Initially ACIP directed its recommendations to public health agencies; recommendations for private practitioners were developed by the American Academy of Pediatrics and other professional societies. To improve consistency in recommendations, liaison members from the societies have been appointed, and since 1994, all childhood vaccination recommendations have been standardized and endorsed by the Public Health Service and by professional societies. ACIP recommendations have major impact on immunization policies and practice in the United States and in other countries.

Monitoring of Adverse Events

The importance of monitoring and investigating adverse events following immunization (AEFI) is exemplified by the Cutter incident of 1955 and investigations into paralysis associated with OPV during the early 1960s.
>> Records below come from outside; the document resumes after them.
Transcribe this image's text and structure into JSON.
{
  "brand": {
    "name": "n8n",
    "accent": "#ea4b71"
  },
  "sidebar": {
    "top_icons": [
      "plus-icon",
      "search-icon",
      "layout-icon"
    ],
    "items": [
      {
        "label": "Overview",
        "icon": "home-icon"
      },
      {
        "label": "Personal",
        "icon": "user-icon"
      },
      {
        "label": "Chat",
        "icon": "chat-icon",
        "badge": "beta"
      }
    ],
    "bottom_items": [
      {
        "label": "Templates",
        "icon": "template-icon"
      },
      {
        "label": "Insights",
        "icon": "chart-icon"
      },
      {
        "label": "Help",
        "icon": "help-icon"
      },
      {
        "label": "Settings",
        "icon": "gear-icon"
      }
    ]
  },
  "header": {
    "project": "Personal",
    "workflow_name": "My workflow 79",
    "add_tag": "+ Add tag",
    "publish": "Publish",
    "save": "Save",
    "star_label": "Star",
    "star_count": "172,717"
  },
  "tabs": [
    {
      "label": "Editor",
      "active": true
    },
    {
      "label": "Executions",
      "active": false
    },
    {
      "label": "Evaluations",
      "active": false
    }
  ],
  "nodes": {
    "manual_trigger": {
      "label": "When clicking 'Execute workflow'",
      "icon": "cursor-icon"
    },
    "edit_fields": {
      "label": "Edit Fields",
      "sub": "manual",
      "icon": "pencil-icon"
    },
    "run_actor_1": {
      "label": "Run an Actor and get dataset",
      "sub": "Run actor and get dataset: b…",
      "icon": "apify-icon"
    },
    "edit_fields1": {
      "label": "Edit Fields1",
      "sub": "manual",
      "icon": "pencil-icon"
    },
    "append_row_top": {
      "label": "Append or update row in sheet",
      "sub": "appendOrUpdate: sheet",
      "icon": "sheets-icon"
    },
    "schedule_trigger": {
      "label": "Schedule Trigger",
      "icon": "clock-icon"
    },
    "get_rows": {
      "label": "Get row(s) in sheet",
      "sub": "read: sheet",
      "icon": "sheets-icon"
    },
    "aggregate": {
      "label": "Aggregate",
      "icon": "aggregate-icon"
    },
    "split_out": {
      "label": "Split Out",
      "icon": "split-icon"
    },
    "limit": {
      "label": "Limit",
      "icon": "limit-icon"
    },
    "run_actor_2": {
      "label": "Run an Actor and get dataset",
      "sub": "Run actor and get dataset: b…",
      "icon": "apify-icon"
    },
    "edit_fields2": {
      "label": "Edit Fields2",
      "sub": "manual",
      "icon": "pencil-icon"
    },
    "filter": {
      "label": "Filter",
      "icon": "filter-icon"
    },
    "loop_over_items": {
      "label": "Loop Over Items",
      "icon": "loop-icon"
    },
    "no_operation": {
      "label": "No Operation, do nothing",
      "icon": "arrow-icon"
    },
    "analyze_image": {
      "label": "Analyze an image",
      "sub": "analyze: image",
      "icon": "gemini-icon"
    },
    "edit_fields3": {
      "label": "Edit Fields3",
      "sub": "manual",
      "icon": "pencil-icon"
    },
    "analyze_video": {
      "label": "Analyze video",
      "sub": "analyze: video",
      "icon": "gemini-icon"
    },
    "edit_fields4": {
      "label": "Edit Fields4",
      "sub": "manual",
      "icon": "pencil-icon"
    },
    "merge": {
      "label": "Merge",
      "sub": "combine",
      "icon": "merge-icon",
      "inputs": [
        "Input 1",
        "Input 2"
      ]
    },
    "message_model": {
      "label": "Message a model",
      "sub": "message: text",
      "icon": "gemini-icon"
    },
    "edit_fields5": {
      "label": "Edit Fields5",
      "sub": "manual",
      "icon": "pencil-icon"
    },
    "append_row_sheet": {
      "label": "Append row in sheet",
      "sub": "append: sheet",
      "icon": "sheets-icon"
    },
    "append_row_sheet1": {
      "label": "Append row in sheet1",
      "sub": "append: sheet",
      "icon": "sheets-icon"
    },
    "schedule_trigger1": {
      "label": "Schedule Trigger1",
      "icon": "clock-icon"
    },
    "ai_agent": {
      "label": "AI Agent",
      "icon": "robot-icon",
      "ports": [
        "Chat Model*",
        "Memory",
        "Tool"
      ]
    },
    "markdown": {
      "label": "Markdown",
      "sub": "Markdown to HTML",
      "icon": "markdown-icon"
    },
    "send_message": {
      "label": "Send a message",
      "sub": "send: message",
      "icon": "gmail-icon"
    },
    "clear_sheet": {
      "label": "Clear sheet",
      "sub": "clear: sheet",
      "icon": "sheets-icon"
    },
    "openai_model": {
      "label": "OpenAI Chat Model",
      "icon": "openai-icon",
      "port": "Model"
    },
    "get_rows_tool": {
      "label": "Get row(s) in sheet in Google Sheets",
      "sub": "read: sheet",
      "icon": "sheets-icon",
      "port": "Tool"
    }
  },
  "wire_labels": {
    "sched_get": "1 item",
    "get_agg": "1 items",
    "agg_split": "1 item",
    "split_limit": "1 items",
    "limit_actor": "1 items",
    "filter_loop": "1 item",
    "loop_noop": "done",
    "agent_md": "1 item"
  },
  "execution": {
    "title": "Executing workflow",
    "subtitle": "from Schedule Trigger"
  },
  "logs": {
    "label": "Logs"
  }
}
Investigations into adverse events associated with routine smallpox vaccination contributed substantially to the U.S. decision to discontinue routine smallpox vaccination in 1972, years before smallpox was eradicated globally. Reports of Guillian-Barré syndrome after receipt of swine influenza vaccine in 1976 led to nationwide investigations and contributed greatly to the development of CDC's Monitoring System for Adverse Events Following Immunization. This system was the forerunner of the current Vaccine Adverse Event Reporting System (VAERS), which was established legislatively by the National Childhood Vaccine Injury Act of 1986. VAERS is a passive surveillance system receiving reports of AEFI from providers, parents, and others. Approximately 30,000 such reports are received each year. VAERS reports describe a temporal association and cannot prove causal relationships. CDC and others have developed additional systems to permit investigation of causality. Premier among these is the Vaccine Safety Datalink, a network of eight large medical-care organizations that tracks all medical encounters (including receipt of vaccine) in approximately 9 million persons (approximately 3% of the U.S. population) (5).

Influenza

Surveillance of influenza disease activity and virologic characteristics are published regularly in MMWR, as are ACIP's recommendations for influenza vaccine use. The emergence of influenza A (H3N2) virus caused the influenza pandemic of 1968--69, and response to an A (H1N1) virus in 1976 led to the national "swine flu" vaccination program that year.

Vaccine Liability and the National Childhood Vaccine Injury Act

Manufacturers' concerns about their liability exposure to lawsuits related to AEFI (particularly paralysis after receipt of OPV) led them to transfer responsibility to the U.S. government for informing recipients of vaccine risks, as well as benefits, for vaccines administered in the public sector. The result was development of Vaccine Information Statements describing the risks and benefits and a federal requirement that each recipient (or parent) receive this notification for each dose of each vaccine. Lawsuits against manufacturers of DTP vaccine increased dramatically in the early 1980s after allegations that DTP caused permanent brain damage and sudden infant death syndrome. Some DTP manufacturers left the market, and prices of DTP from the remaining producers rose dramatically. In 1986, the National Childhood Vaccine Injury Act was enacted, which put in place a no-fault compensation program for persons who had been injured after receipt of a vaccine that was universally recommended for children (no matter the age of the recipient). This Act also formally established VAERS, the National Vaccine Program Office, the National Vaccine Advisory Committee, and the Advisory Commission on Childhood Vaccines. Lawsuits against manufacturers declined dramatically.

Introduction of New Vaccines and Reduction of Disease during the 1960s--1980s

The incidence of polio declined dramatically after introduction of IPV in 1955 and further after introduction of OPV in 1961. The last case of paralysis from indigenously acquired polio infection in the United States occurred in 1979; the entire region of the Americas was certified free of polio in 1994. Introduction of measles vaccine in 1963 led to calls for eradication in 1966 and subsequently for elimination by October 1, 1982. Neither target was met, but measles incidence declined greatly. Introduction of rubella vaccine in 1969 led to a dramatic decline in reported rubella and congenital rubella syndrome and interrupted the cycle of recurrent epidemics at 6--9-year intervals that preceded vaccine availability.

The Certification Panel declared eradication of smallpox on December 9, 1979, and the World Health Assembly adopted the resolution declaring eradication on May 8, 1980. The last naturally occurring case occurred in 1977. Smallpox remains the only disease of humans to have been eradicated from the world thus far, but polio and dracunculiasis are nearing their eradication goals.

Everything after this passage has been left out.